We had done a trial run of the race route the week before the race. Towards the end of the race is a small hill, nothing terrible, but it’s at the end when I’m tired and feeling kind of weak. When we did the trial run I was running up that hill and I noticed a man running at my pace. We passed each other back and forth a bit, and chatted about how we’re almost done, and then we finished the route together. I had never seen him before, and our training group has been together since August.

The day of the race I was running up the really long hill between miles 3 and 4, and my legs were feeling heavy. I was trying to go various places in my head to keep me going. Then I noticed the same man running next to me. Again, we passed each other a few times and chatted about the hill and how it’s almost over. When we reached the top of the hill I didn’t see him again. Until that last little hill, where I had seen him the first time. There he was again during the race. This time I asked him his name, and he said, “Ed.” He said he knew my name because he heard someone shout it out during the race. We finished the race together, crossed the finish line at the same time, and I gave him a high five. Then he disappeared.

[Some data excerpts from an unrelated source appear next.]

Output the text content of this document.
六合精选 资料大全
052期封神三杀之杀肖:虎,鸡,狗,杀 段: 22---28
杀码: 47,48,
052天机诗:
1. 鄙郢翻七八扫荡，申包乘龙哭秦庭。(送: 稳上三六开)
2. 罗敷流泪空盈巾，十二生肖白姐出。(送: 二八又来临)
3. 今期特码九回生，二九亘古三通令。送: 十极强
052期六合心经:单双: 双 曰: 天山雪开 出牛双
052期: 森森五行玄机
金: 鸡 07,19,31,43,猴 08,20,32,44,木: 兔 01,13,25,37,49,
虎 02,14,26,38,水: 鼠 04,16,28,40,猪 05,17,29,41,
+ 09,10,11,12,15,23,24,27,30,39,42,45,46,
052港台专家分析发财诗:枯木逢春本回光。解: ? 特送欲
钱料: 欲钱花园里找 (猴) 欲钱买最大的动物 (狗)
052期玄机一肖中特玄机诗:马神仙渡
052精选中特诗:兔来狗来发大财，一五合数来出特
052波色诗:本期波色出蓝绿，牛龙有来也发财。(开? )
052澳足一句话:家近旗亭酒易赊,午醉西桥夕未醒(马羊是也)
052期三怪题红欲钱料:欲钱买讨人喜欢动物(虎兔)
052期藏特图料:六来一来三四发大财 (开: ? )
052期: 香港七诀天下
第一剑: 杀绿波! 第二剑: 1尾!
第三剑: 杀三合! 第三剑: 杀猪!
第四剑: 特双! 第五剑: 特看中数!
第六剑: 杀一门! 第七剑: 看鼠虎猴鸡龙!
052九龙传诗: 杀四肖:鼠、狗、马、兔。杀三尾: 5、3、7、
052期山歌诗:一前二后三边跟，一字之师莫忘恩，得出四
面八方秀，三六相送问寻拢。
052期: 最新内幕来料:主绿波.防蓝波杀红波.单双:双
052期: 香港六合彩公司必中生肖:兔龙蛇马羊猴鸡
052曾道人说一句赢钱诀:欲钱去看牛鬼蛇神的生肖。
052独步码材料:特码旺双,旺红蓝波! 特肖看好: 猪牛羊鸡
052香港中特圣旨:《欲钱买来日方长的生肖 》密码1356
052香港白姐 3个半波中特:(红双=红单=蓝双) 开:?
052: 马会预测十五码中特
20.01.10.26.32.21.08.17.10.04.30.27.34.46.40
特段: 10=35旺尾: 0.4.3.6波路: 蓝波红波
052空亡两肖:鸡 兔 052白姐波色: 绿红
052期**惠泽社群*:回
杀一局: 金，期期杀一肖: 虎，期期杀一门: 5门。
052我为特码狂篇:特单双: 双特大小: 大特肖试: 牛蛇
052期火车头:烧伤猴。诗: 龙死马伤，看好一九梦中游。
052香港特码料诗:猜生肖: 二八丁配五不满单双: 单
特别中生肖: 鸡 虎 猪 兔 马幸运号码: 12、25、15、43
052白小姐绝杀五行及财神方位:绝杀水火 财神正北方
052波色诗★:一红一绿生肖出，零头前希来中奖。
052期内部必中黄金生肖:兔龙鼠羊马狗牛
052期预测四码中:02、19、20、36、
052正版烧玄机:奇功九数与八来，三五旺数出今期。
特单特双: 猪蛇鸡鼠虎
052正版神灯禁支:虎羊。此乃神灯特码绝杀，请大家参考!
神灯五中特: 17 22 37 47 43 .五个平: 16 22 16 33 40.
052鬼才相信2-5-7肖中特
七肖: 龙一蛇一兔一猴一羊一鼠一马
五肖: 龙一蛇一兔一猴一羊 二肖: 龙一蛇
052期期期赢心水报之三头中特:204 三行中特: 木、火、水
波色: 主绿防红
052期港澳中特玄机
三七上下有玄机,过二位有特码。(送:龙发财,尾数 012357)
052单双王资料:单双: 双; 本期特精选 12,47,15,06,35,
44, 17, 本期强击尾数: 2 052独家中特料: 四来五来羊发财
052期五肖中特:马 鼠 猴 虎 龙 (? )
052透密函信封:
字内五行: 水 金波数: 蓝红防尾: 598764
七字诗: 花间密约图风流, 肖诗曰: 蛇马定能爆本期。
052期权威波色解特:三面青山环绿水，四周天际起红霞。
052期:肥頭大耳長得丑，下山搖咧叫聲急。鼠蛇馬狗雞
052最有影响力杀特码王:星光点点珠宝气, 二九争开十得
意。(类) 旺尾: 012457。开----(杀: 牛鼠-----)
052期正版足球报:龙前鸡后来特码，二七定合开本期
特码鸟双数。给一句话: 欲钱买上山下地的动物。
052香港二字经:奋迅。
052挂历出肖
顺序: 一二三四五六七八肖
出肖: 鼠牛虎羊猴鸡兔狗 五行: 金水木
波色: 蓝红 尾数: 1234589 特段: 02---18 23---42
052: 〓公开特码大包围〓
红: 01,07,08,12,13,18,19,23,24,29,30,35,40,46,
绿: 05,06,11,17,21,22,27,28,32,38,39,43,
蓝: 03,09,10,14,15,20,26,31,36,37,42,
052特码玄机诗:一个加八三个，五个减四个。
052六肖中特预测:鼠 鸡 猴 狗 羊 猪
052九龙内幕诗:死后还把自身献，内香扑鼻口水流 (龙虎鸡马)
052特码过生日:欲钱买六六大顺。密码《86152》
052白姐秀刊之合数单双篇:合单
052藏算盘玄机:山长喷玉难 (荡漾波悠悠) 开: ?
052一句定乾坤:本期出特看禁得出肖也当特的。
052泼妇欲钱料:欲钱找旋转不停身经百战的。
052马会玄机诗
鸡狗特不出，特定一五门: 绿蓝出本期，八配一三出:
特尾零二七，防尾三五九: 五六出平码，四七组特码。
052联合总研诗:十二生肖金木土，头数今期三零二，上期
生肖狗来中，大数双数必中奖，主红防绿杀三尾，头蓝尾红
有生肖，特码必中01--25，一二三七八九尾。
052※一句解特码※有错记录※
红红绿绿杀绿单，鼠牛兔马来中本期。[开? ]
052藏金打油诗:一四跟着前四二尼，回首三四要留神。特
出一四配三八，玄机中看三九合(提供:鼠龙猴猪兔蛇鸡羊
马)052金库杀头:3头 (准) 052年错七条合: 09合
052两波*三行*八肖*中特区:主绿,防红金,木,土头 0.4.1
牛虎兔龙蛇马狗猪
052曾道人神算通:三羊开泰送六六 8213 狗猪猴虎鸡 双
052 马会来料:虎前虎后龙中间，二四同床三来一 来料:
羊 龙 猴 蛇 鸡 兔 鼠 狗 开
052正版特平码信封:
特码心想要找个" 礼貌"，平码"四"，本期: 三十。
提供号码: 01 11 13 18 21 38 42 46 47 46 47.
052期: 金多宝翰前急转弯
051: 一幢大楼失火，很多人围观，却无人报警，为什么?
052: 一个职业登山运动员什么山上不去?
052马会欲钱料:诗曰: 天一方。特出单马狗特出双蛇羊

A bunch of us from the training group hung out for a while, eating the free food, listening to the music and the awards ceremony. I asked the others if they knew anyone in the group named Ed, and I described him and said I had only seen him twice, at the trial run and at the race. No one could say they knew him or had ever seen him.

When I got home I checked the race results, and there he was right under me. Turns out he is 63 years old and lives in the next town. That night we had a party at the Mexican restaurant and I asked around again if anyone knew Ed. No one did. I was beginning to think that Ed wasn’t real, that he was my guardian angel who came to help me during difficult runs. I don’t believe in ghosts or angels, but I’m willing to change my mind if presented with enough evidence.

Then I checked with the coach. “Do you know someone named Ed?” I described him and the coach couldn’t figure out who it was. I was really started to think I had entered the twilight zone, when my coach said, “Ed Wallace!” I said, “Yes!” The coach told me that he is the husband of someone who sometimes is a pace group leader in our group, and that he joins us occasionally for runs and races.

So Ed really exists. He’s not a ghost, but I still think he’s my guardian angel.